Whoa, you mean it shouldn’t just be automatic?!?! You mean the government should look at what is broadcast and possibly not renew a license if it doesn’t think it is appropriate? If so, they better watch themselves around Jose Vivanco of Human Rights Watch who seems to think it is a crime to “investigate” TV stations or to even to have standards for what types of things are appropriate to broadcast to little kids.

Here are just some of the criteria for renewal the F.C.C. considered in the 1990s but never put into place:

Did the station show programs on local civic affairs (apart from the nightly news), or set aside airtime for local community groups?

Did it broadcast political conventions, and local as well as national candidate debates? Did it devote at least five minutes each night to covering politics in the month before an election?

In an era when owners may live thousands of miles from their stations, have they met with local community leaders and the public to receive feedback?

Is the station’s so-called children’s programming actually, in the view of experts, educational?

All of this information ought to be available on the Web so people can see how their airwaves are being used.

These issues are even more pressing today: broadcasters are making the transition to digital technology that permits them to send several television and radio channels into our homes instead of the single channel they’ve had up to now. The F.C.C.’s next step after reforming the licensing process should be to address how this new digital capacity can increase local programs and also improve the generally shoddy coverage of minority and other underserved communities. New benefits for broadcasters should translate into public benefits, too.

If you need convincing that something needs to be done, consider that only about 8 percent of local TV newscasts in the month before the last presidential election contained any coverage whatsoever of local races, including those for the House of Representatives.

This low number is just one example of how poorly stations are serving their viewers. Do stations that make so much money using the public airwaves, but so plainly fail to educate viewers on the issues facing them, really deserve to have their renewals rubber-stamped?

Nope, no broadcaster should have their renewals rubber stamped. Venezuela has the good fortune to have a government that has already put a stop to that. If this editorial is any indication maybe there is hope for the U.S. on this issue too.

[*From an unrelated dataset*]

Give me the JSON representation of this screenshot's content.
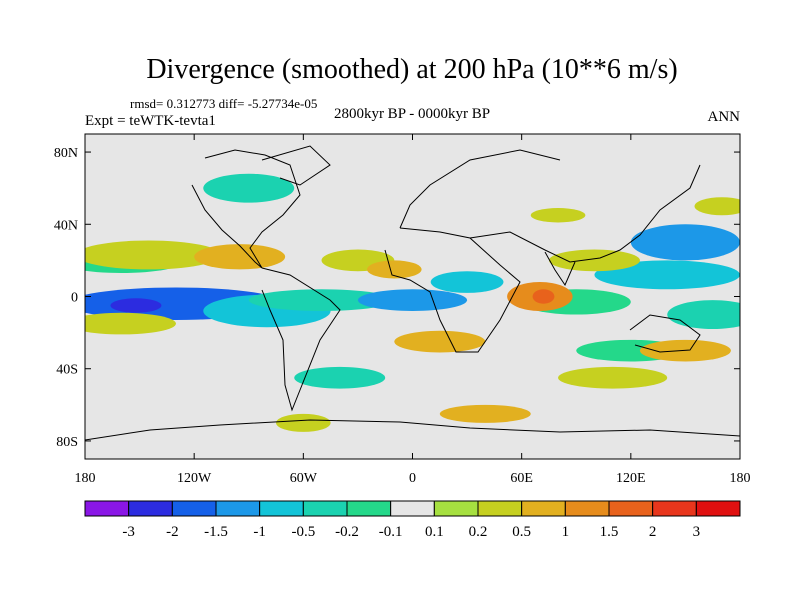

And though it is a little off topic it should be noted Chavez is a trend setter. He ramps up royalties and taxes on big oil and soon after even the U.S. did the same for oil pumped from federally owned lands. Chavez started putting in energy saving bulbs and now governments from Australia to California are falling over themselves to mandate them too. And now after the Chavez administration re-asserts government oversight the airwaves the FCC pines for the same. What can you say, Chavez is the ultimate trend-setter.